McMillan’s New York Times bestseller, The American Way of Eating: Undercover at Walmart, Applebee’s, Farm Fields and the Dinner Table, is the product of 18 months of living and working with low-income food industry employees—and her quest to answer the questions: Why is it so difficult for many Americans to eat well? What would it take for all Americans to do so?
“What is it with all of these young single white women, overeducated — doesn’t mean intelligent,” Mr. Limbaugh asked, according to the show’s official transcript. Limbaugh’s comments about Ms. Fluke last week have prompted numerous advertisers and at least one hosting station to withdraw support from his show, according to news reports.
The American Way of Eating has already drawn numerous accolades from reviews in the Wall Street Journal (“excellent and…moving first-person narrative”); the Los Angeles Times (“vital”); and New York Times (“provocative…a voice the food world needs”), and support from esteemed journalists including Eric Schlosser, William Finnegan and Ted Conover.
“My work is about examining how we make sure that American families can afford to eat nutritious food,” she said. “It is unfortunate that Mr. Limbaugh would dismiss this very real and growing economic issue affecting working class families—many of whom may in fact be some of his listeners—just because I’m female.”
Ms. McMillan, as Mr. Limbaugh points out, has won numerous awards for her reporting, and received support from the prestigious Fund for Investigative Reporting for her work on The American Way of Eating. Based on her extensive research, she offers carefully crafted policy solutions to what some consider an emerging economic and health crisis in America: the inability of the working poor to feed themselves and their families well.

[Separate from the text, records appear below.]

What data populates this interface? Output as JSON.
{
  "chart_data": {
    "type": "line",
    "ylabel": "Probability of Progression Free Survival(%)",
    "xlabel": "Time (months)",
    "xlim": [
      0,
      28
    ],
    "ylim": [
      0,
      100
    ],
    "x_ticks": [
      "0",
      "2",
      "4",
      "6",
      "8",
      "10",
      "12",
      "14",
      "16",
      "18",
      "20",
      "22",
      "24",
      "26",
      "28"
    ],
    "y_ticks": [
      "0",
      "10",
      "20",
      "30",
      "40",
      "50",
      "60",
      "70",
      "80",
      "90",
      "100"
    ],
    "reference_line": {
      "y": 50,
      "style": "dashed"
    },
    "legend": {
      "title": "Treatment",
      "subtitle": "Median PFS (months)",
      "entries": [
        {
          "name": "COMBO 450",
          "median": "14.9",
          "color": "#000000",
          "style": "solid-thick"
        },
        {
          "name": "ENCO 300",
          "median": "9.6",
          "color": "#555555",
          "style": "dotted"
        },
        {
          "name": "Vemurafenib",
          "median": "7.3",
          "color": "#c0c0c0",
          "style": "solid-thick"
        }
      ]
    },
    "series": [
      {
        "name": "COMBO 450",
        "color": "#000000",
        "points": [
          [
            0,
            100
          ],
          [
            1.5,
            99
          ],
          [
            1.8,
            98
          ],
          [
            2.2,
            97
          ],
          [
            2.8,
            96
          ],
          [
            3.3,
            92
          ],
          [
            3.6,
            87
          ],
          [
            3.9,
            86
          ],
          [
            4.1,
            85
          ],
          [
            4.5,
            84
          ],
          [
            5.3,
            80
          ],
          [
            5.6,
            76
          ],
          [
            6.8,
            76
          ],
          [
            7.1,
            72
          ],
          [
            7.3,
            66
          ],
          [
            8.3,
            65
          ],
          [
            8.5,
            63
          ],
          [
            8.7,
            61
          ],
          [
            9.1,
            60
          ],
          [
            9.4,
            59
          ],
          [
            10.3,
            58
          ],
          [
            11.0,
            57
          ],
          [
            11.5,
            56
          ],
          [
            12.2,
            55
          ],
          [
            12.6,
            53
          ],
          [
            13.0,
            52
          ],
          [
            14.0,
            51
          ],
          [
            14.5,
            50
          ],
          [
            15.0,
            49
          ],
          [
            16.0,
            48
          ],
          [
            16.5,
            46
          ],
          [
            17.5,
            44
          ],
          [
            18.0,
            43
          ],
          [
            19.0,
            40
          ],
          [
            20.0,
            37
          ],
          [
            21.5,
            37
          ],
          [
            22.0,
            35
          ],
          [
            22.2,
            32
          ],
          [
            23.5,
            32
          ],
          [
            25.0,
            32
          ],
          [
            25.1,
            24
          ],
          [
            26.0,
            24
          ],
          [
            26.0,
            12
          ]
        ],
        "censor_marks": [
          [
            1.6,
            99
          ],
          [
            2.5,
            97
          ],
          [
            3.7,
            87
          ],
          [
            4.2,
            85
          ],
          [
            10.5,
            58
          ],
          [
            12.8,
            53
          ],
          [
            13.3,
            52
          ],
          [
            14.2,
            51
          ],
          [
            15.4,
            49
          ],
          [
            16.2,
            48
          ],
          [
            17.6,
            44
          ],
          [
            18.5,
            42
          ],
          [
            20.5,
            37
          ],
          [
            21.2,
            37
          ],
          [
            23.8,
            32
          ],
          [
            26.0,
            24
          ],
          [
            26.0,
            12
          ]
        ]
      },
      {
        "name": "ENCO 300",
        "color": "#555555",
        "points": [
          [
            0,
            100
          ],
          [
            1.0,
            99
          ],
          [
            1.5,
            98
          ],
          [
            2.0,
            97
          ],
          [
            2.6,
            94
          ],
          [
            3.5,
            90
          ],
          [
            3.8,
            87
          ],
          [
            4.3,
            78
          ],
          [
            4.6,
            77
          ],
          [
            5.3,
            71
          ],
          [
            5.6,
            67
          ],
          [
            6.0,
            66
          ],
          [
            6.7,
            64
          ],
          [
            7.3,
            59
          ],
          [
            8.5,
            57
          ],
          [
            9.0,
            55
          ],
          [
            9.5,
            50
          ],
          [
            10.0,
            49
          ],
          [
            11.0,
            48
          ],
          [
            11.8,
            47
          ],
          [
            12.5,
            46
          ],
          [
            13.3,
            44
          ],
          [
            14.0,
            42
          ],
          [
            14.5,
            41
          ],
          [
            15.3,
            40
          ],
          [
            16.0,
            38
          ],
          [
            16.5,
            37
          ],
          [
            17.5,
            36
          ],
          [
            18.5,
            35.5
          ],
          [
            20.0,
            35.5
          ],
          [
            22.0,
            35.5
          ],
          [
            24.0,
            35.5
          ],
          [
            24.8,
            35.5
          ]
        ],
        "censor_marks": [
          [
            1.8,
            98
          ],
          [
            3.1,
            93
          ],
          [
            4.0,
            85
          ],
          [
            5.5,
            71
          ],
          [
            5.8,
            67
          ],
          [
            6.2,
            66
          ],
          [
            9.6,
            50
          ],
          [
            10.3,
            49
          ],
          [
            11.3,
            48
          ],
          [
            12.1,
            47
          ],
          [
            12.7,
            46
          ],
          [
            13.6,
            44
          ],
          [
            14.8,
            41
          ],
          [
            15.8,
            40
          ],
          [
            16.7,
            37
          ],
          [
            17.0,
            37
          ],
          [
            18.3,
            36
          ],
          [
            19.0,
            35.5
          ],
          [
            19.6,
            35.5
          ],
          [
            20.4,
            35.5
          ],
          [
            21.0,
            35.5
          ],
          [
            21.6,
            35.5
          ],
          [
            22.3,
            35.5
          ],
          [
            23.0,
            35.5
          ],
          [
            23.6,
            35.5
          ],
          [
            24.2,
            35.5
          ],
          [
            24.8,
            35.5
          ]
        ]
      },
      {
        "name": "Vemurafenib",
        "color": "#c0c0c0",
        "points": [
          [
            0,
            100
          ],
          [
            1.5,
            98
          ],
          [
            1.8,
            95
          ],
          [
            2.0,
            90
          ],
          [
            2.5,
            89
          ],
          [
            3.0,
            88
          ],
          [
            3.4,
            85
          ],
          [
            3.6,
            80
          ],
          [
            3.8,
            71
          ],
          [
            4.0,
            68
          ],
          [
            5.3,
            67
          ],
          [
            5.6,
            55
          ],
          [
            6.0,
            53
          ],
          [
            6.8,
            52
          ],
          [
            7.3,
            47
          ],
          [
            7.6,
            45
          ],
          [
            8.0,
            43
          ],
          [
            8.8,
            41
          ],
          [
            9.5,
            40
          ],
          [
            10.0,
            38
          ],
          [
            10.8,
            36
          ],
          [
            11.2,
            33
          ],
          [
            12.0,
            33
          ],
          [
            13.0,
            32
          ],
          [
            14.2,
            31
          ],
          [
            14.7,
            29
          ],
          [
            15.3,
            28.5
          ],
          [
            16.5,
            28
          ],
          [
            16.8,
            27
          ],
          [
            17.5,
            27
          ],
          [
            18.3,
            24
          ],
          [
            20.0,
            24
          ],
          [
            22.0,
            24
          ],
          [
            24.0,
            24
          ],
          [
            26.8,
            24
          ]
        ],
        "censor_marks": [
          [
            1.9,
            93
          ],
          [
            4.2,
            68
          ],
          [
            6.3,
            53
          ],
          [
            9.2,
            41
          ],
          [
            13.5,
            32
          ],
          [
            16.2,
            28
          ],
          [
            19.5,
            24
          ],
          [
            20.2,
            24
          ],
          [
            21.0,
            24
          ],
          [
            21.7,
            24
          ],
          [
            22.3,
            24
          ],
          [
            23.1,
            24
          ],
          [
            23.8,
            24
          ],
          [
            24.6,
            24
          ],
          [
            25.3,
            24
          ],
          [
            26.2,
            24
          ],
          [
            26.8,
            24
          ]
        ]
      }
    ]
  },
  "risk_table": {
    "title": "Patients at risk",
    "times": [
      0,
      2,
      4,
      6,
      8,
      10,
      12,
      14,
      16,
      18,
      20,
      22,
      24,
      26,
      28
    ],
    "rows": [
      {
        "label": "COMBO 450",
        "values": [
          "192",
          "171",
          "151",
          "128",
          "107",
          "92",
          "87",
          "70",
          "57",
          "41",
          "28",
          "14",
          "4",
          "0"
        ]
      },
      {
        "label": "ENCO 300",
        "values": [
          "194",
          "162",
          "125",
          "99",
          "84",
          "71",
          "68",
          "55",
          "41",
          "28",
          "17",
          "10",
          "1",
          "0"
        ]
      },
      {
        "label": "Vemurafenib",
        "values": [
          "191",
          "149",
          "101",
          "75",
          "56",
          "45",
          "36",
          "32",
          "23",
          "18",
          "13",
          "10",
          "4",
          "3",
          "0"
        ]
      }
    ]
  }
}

“As a longtime investigative reporter, I am concerned about Mr. Rush Limbaugh’s off the cuff dismissal of a serious, bright, and talented woman’s work, said Florence Graves, founding director of the Schuster Institute. “He took issue with the content, which is his right, but he dismissed the work because of the gender of its author.”
“Food is one of the only base human needs where the American government lets the private market dictate its delivery to our communities,” Mr. Limbaugh quoted from the favorable New York Times review of Ms. McMillan’s book. “You know, we have social justice. We have food justice. We already have food insecurity out there. Food insecurity is when people who run out of food stamps get hungry,” he continues. “Who is the authorette?” he asked, a term he used twice. “It doesn’t matter.” In a second discussion of McMillan’s work, Mr. Limbaugh referred to Ms. McMillan as “this babe.”
“I didn’t expect to hear anything this blatantly sexist; this is the first time anyone has openly dismissed my work because I am female,” said McMillan, who is 35 years old and worked her way through New York University to earn a bachelor’s degree. “It’s just a distraction, anyway,” she added. “The real question is how to get Americans fresh, high-quality food at affordable prices—not whether I’m overeducated. If Mr. Limbaugh wants to have a real adult conversation about my work, I’d love to have one, including on his show.”